Sometimes it is a good idea to visualise the events by post-processing the output by e.g. python and matplotlib. Sometimes the frequency of events is the clue you are looking for.
If you are searching for a needle in the haystack, then it is a good idea to trace to a file (or more files with wrapping) and log even gigabytes of data. Later you can use a custom tool to filter through all that noise. You can create your own trace analysing tool by writing a trace client that reads from a file. You can also do this filtering during tracing, by writing a tracer module (in Erlang or Elixir) and use that as an on-the-fly filtering mechanism.

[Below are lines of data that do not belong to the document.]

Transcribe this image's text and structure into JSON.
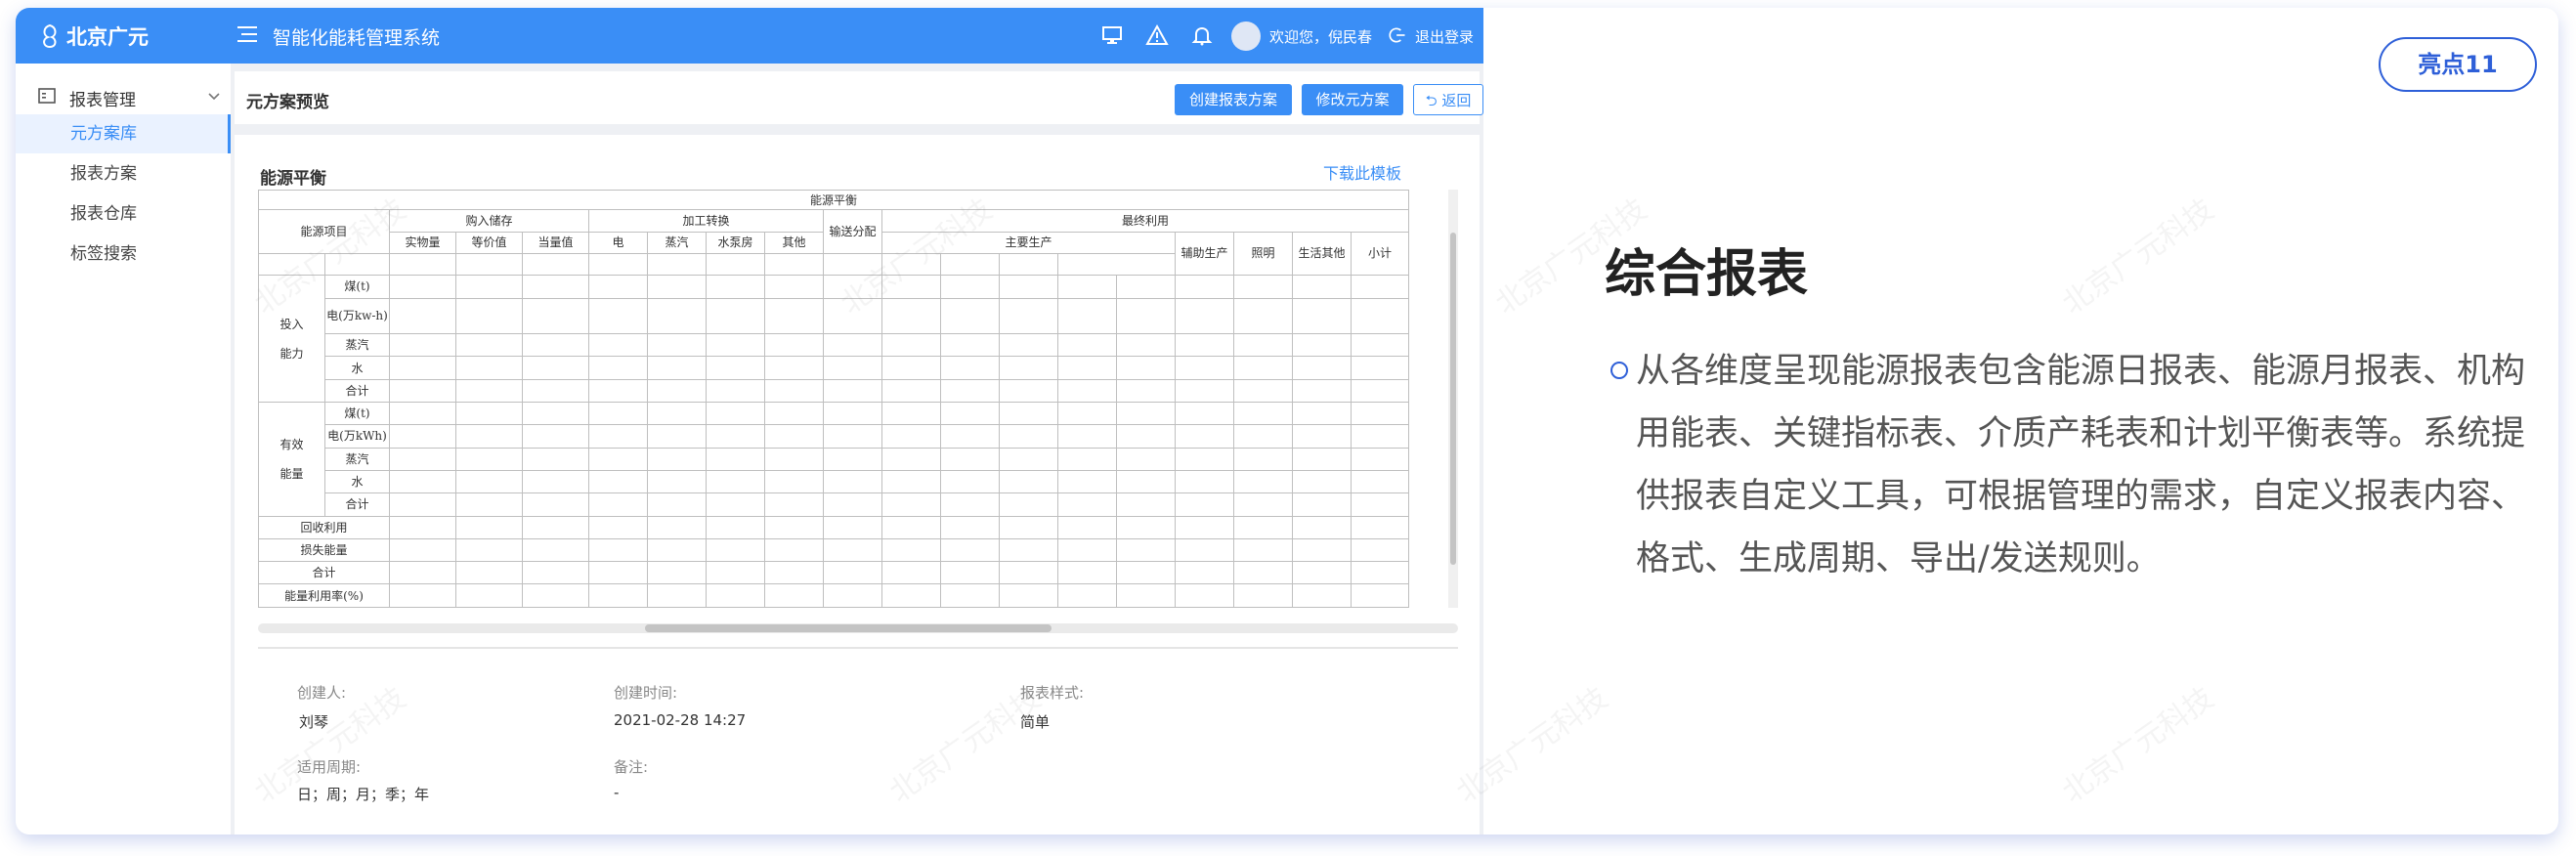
{
  "app": {
    "logo_text": "北京广元",
    "system_title": "智能化能耗管理系统",
    "welcome": "欢迎您，倪民春",
    "logout": "退出登录"
  },
  "sidebar": {
    "group_label": "报表管理",
    "items": [
      {
        "label": "元方案库",
        "active": true
      },
      {
        "label": "报表方案"
      },
      {
        "label": "报表仓库"
      },
      {
        "label": "标签搜索"
      }
    ]
  },
  "header": {
    "page_title": "元方案预览",
    "btn_create": "创建报表方案",
    "btn_edit": "修改元方案",
    "btn_back": "返回"
  },
  "panel": {
    "title": "能源平衡",
    "download": "下载此模板"
  },
  "table": {
    "title": "能源平衡",
    "col_energy_item": "能源项目",
    "col_purchase": "购入储存",
    "col_process": "加工转换",
    "col_transport": "输送分配",
    "col_final": "最终利用",
    "sub_purchase": [
      "实物量",
      "等价值",
      "当量值"
    ],
    "sub_process": [
      "电",
      "蒸汽",
      "水泵房",
      "其他"
    ],
    "sub_main": "主要生产",
    "sub_aux": "辅助生产",
    "sub_light": "照明",
    "sub_life": "生活其他",
    "sub_total": "小计",
    "group_input": "投入能力",
    "input_rows": [
      "煤(t)",
      "电(万kw-h)",
      "蒸汽",
      "水",
      "合计"
    ],
    "group_effective": "有效能量",
    "effective_rows": [
      "煤(t)",
      "电(万kWh)",
      "蒸汽",
      "水",
      "合计"
    ],
    "recycle": "回收利用",
    "loss": "损失能量",
    "total": "合计",
    "utilization": "能量利用率(%)"
  },
  "meta": {
    "creator_label": "创建人:",
    "creator": "刘琴",
    "created_label": "创建时间:",
    "created": "2021-02-28 14:27",
    "style_label": "报表样式:",
    "style": "简单",
    "period_label": "适用周期:",
    "period": "日；周；月；季；年",
    "remark_label": "备注:",
    "remark": "-"
  },
  "watermark": "北京广元科技",
  "right": {
    "badge": "亮点11",
    "heading": "综合报表",
    "paragraph": "从各维度呈现能源报表包含能源日报表、能源月报表、机构用能表、关键指标表、介质产耗表和计划平衡表等。系统提供报表自定义工具，可根据管理的需求，自定义报表内容、格式、生成周期、导出/发送规则。"
  },
  "colors": {
    "primary": "#3a8ef6",
    "accent": "#2e5fd8"
  }
}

If you are into graphical interfaces, then erlyberly is another option. Written in Java, it provides a GUI which you can use for tracing. erlyberly can connect to a remote Erlang node or cluster and direct the output messages to the GUI. It is quite convenient if you want your trace commands to survive node restarts.
Lastly, if you have a commercial BEAM-focused monitoring system like WombatOAM deployed, you can execute the tracing commands in WombatOAM so you don’t even need to manually connect to your node.
You can learn about tracing and debugging systems built on the BEAM from the excellent book “Erlang in Anger” by Fred Hebert. I recommend checking out the tools I mentioned in this post.